My initial idea for this project was to create a sound and video-based installation, bringing to light the erasure of the Vaugirard slaughterhouse, which has been defaced by the construction of the Georges Brassens park. Because of the virus outbreak, I no longer have access to the iPads at school. Instead, I created a purely digital video-work, following the same principle of organization and structure as the primary idea.
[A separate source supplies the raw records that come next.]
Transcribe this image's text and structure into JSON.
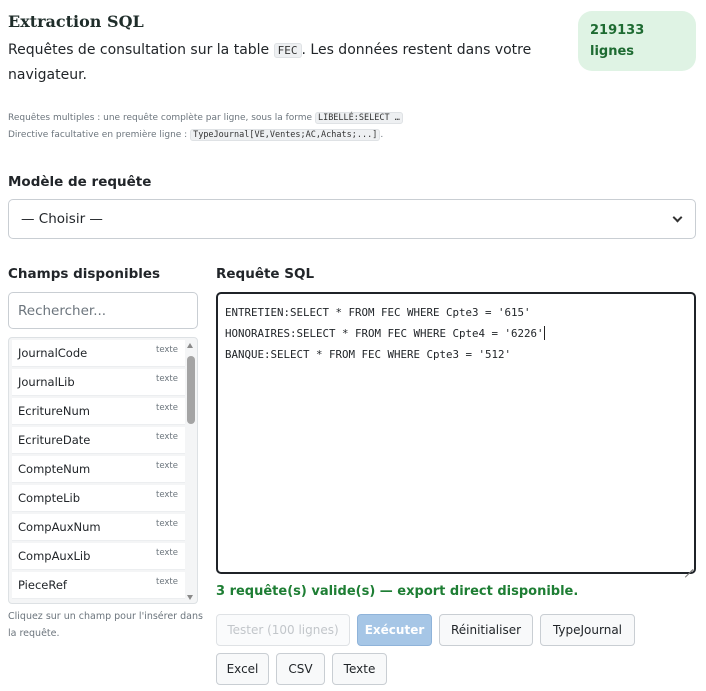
{
  "header": {
    "title": "Extraction SQL",
    "subtitle_pre": "Requêtes de consultation sur la table ",
    "subtitle_code": "FEC",
    "subtitle_post": ". Les données restent dans votre navigateur.",
    "row_count": "219133",
    "row_unit": "lignes"
  },
  "help": {
    "line1_pre": "Requêtes multiples : une requête complète par ligne, sous la forme ",
    "line1_code": "LIBELLÉ:SELECT …",
    "line2_pre": "Directive facultative en première ligne : ",
    "line2_code": "TypeJournal[VE,Ventes;AC,Achats;...]",
    "line2_post": "."
  },
  "template": {
    "label": "Modèle de requête",
    "selected": "— Choisir —"
  },
  "fields": {
    "label": "Champs disponibles",
    "search_placeholder": "Rechercher...",
    "items": [
      {
        "name": "JournalCode",
        "type": "texte"
      },
      {
        "name": "JournalLib",
        "type": "texte"
      },
      {
        "name": "EcritureNum",
        "type": "texte"
      },
      {
        "name": "EcritureDate",
        "type": "texte"
      },
      {
        "name": "CompteNum",
        "type": "texte"
      },
      {
        "name": "CompteLib",
        "type": "texte"
      },
      {
        "name": "CompAuxNum",
        "type": "texte"
      },
      {
        "name": "CompAuxLib",
        "type": "texte"
      },
      {
        "name": "PieceRef",
        "type": "texte"
      }
    ],
    "hint": "Cliquez sur un champ pour l'insérer dans la requête."
  },
  "sql": {
    "label": "Requête SQL",
    "lines": [
      "ENTRETIEN:SELECT * FROM FEC WHERE Cpte3 = '615'",
      "HONORAIRES:SELECT * FROM FEC WHERE Cpte4 = '6226'",
      "BANQUE:SELECT * FROM FEC WHERE Cpte3 = '512'"
    ],
    "status": "3 requête(s) valide(s) — export direct disponible."
  },
  "actions": {
    "test": "Tester (100 lignes)",
    "execute": "Exécuter",
    "reset": "Réinitialiser",
    "type_journal": "TypeJournal",
    "excel": "Excel",
    "csv": "CSV",
    "text": "Texte"
  },
  "colors": {
    "badge_bg": "#dff3e4",
    "badge_text": "#1e6b32",
    "status_green": "#1e7e34",
    "primary_disabled": "#a6c6e6"
  }
}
The video’s overall composition re-enacts instants of the slaughtering process by juxtaposing sounds of the past with images of the present. The coordination of videos and sounds appearing and disappearing together creates a dynamic which allows the viewers to travel in space and time through their gaze. In addition, the video frames are organized by “scenes”, each introduced with a title and a playful music. This duality title/music emphasizes in an ironic way the lack of awareness of the people who, as mentioned above, are celebrating the gap of the slaughterhouse. The order of the scenes follows the order of steps making up the system of the Vaugirard slaughterhouse: from the arrival of the animals at the site, to the consumption of their flesh– from external to internal. Similarly, the arrangement of the video frames are based on the positions of the different filming locations on the map of the park. Quoting Guy Debord, this configuration allows the people, who are experiencing the video, to develop a psycho-geographical awareness of an absence. Finally, the color of the video footages is red, evoking the floods of blood released from the butchering of the animals.

Through this piece, the silent architecture of the park is given a voice, the violence it confines being released through sound.